L’après-midi fut long, terriblement long. Il n’entendit rien de ce que présenta le formateur. Son esprit était trop préoccupé par la décision qu’il devrait prendre à 16 heures. Il s’en voulait d’hésiter. Il en voulait à sa femme pour les interdits qu’elle lui avait imposés. Il en voulait aussi à cette femme pour le choix qu’elle l’obligeait à faire. En fait, il en voulait à tout le monde en commençant par lui-même.
Et que voulait-elle dire par situation particulière, proposition honnête?
Lorsque le glas de 16 heures sonna, il était toujours aussi indécis. Il retourna à sa chambrette et s’étendit sur le lit. Pendant plus d’une quinzaine de minutes, il ressassa le problème sous tous les angles qu’il avait déjà étudiés. Non! Pas tous! Il lui vint l’idée de tirer à pile ou face : pile, je vais la voir, face, je reste ici. Enfin, il jugea qu’il se devait de la rencontrer, ne serait-ce que pour lui expliquer l’imbroglio dans lequel il s’était enlisé et connaître la situation particulière qu’elle voulait lui offrir. Il décida donc de se rendre à la chambre 139 et de discuter avec elle. De cette discussion naîtrait certainement la décision à prendre.
La chambre 139 se trouvait, en toute logique, au premier étage, dans l’aile des chambres 120-140. Un coin tranquille, peu fréquenté par les touristes. Jules remarqua que la distance entre les portes était beaucoup plus grande, que la moquette recouvrant le plancher du corridor était neuve! De beaux lustres projetaient leurs rayons sur des murs fraîchement peints. La chambre 139 se situait à l’extrémité du corridor.
Il se présenta devant cette porte le cœur serré et les jambes molles. L’idée de tourner les talons fut forte, presque insoutenable. Mais, il se devait de s’expliquer avec elle, du moins, le croyait-il sincèrement.
Il frappa doucement. Trois petits coups… qu’il espérait peut-être passer sous silence … Trois petits coups qui décideraient peut-être de l’avenir de son couple.
Des bruits de pas se firent entendre. Elle était là. Un bruit de serrure que l’on déverrouille claqua. Une chaîne à glissière tinta. Une poignée grinça légèrement et la porte s’ouvrit.

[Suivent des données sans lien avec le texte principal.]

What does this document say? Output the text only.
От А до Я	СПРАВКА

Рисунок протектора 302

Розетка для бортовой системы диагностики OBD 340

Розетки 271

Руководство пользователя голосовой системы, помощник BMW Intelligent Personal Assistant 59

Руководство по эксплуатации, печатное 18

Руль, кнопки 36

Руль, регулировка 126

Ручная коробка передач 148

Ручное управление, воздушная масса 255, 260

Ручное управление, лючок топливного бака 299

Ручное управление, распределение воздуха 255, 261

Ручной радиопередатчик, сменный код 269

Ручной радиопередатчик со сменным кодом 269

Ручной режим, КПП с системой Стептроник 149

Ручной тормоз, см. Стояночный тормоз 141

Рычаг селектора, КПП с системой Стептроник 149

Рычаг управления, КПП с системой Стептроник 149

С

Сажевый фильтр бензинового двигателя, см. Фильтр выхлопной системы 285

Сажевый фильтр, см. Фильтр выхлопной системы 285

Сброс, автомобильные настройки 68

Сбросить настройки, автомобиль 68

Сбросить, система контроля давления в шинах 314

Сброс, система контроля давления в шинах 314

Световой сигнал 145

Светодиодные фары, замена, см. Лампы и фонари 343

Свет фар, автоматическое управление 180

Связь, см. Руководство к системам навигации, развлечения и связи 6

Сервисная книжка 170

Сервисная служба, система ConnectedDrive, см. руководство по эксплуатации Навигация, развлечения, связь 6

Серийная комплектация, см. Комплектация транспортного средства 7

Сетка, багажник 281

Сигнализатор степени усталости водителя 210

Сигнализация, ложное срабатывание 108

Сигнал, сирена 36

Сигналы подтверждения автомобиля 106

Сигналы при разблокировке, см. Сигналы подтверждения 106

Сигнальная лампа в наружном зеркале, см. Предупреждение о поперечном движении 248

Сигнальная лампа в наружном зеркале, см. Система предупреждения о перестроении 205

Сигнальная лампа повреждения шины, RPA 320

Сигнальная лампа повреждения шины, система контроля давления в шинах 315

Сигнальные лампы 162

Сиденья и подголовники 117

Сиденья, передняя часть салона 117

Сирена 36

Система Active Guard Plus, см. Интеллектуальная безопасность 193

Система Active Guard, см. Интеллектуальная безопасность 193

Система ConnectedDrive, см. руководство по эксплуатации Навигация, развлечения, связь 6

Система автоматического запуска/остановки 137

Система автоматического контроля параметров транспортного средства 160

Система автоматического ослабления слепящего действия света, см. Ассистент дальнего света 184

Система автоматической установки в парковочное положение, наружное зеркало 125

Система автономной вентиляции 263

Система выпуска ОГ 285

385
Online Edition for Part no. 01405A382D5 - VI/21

Elle était là, debout devant lui, belle comme un cœur, une robe de coton lui moulant parfaitement les hanches. Un décolleté, plongeant, mais pas trop, attirait facilement le coup d’œil. D’autant plus que le soutien-gorge faisait corps avec la robe et n’étranglait pas le buste de son hôte. Un petit mouvement vers l’avant ne pouvait qu’attiser un regard libertin. Une coiffure, légère, bouclée lui procurait cet air de jeunesse, symbole d’une liberté sexuelle moderne.
— Entrez, lui dit-elle. Je commençais à croire que vous ne viendriez pas.
— C’est que… vous voyez…
— Je sais, vous hésitez. Vous aimez votre femme. Entrez, on peut toujours en discuter.
L’intérieur de cette chambre n’avait rien à voir avec la chambrette qu’occupait Jules. Un luxe discret, mais réel transpirait son odeur de raffinement. Les meubles, le lit, les rideaux, tous des éléments de qualités qui s’harmonisaient en un ensemble chaleureux.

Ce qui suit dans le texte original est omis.